The dead and the tales they tell
The eighteen mummies all stand behind individual glass displays in the crypt, each with their unique and tragic stories to tell. Since the Brotherhood of the Good Death served the dying destitute, these mummies mostly belonged to social outcasts. They were sick and poor people and often died violent deaths. Marks of violence are still evident on their mummified bodies, revealing their causes of death and making each corpse distinct.
One of the mummies, for instance, belongs to a mother who died at childbirth. Her ventral was torn open in the clearly visible shape of a cross. The mummy of a young man, possibly stabbed in a vigil, sports holes where the blade had penetrated him. This particular mummy’s heart is displayed separately, showing the knife wound through it. In displays close by one can find the body of a man hanged to death, and another buried alive. One of the mummies sports signs of Down’s syndrome, while another died from heart failure.

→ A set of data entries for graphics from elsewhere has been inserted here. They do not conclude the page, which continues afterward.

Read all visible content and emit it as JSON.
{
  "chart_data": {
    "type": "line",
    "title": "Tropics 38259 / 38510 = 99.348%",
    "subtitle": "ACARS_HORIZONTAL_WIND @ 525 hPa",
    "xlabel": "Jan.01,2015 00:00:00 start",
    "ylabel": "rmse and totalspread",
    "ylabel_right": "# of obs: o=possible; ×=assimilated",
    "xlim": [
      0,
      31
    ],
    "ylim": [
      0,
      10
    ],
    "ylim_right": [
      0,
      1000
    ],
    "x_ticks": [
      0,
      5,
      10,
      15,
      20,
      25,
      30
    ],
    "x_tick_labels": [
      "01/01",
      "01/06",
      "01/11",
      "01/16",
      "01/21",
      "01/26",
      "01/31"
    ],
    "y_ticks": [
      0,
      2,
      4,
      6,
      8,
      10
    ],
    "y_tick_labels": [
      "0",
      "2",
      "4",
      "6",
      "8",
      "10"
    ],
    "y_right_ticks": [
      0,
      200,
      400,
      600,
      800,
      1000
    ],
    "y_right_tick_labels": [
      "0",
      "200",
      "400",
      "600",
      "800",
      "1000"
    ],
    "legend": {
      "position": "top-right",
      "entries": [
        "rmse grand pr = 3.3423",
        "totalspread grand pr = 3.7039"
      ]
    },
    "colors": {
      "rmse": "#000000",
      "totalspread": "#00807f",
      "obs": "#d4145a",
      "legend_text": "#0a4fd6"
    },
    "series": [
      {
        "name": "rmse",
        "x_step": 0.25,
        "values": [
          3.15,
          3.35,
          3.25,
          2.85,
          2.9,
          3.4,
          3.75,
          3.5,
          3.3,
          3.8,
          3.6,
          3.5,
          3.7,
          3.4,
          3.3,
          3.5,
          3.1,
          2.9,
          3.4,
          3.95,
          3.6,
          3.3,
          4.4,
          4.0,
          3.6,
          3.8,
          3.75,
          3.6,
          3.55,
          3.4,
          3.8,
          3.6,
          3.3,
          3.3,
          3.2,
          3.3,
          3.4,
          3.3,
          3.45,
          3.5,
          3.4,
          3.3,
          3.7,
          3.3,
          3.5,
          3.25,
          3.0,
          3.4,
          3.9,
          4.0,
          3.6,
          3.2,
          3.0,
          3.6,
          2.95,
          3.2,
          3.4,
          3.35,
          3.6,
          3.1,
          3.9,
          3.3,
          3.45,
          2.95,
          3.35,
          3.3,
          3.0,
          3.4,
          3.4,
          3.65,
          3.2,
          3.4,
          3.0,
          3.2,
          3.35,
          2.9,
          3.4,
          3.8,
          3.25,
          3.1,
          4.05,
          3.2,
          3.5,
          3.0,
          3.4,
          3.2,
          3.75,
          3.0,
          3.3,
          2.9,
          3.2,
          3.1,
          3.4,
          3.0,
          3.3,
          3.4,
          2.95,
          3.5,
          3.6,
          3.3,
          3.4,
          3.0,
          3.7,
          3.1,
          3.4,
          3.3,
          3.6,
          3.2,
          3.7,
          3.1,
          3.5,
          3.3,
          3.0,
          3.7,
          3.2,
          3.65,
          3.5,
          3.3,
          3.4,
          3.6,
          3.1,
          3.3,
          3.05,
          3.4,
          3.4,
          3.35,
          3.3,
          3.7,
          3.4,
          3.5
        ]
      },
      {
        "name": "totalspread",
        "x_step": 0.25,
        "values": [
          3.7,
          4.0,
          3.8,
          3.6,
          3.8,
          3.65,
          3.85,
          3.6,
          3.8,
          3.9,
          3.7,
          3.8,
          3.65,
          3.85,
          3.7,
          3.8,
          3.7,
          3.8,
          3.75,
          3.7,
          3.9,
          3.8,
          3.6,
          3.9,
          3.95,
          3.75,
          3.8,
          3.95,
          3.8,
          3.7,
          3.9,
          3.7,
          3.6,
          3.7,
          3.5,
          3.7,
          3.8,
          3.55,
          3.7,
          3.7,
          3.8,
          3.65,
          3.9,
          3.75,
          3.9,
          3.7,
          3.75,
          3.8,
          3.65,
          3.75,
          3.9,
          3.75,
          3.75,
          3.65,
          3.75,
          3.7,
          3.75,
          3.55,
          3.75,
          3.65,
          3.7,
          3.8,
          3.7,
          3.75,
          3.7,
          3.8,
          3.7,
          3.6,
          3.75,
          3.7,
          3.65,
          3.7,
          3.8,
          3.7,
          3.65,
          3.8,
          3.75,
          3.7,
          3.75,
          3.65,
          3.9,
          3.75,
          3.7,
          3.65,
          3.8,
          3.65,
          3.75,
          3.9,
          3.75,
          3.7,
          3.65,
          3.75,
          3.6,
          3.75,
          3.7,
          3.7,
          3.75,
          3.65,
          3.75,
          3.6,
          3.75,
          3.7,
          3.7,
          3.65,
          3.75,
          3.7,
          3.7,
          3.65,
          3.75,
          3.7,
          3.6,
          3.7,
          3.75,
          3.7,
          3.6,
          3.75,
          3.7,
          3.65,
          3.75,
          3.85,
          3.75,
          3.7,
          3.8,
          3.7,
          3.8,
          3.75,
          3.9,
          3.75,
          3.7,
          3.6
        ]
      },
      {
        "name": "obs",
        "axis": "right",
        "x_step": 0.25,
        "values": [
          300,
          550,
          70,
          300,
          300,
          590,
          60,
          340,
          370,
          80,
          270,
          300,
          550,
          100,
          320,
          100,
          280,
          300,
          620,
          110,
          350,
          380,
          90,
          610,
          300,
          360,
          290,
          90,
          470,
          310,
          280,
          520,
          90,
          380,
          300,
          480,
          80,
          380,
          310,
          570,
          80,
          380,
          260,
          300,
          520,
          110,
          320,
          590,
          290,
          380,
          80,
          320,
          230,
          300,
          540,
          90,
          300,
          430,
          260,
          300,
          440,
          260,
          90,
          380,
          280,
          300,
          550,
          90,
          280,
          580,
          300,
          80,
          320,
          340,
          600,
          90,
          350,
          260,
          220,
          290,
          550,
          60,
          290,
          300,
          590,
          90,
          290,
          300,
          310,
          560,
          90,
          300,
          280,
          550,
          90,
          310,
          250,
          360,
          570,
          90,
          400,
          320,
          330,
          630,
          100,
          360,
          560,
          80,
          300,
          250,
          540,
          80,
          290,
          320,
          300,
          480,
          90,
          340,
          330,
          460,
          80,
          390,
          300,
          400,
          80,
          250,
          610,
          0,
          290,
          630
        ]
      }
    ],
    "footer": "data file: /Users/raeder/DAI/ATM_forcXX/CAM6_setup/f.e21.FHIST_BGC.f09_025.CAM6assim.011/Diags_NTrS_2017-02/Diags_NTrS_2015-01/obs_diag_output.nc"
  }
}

These corpses had all been buried between the 14th and 19th centuries. One of the mummies is said to belong to an 18th century town-baker named Lunano. Another, to a 17th century writer and historian named Sebastiano Macci. A mummy on display even seems to have Mongoloid features. The central position of honour is taken by the mummy of Vincenzo Piccini (Prior of the Brotherhood of Good Death). He can be seen dressed in a white-and-black funeral garb. The mummies of his wife and son are also displayed near him.
Visitors are assigned tour guides who can run them through the stories of each of these eighteen mummies. Renowned for its unique displays, this peculiar but extraordinary monument has been the subject of many a documentary and press feature. All this attention from media has definitely boosted tourism in this small town, also famous for its ceramics and majolica. However, one cannot help but feel as though trespassing on a sacred and secret haven, when inside the church. The desolate Church of the Dead has housed these eighteen mummies and a hundred skulls within its chapel walls for centuries now. They have stood the test of time, privy to endless secrets and tales, waiting to tell those who stop by to pay their respects.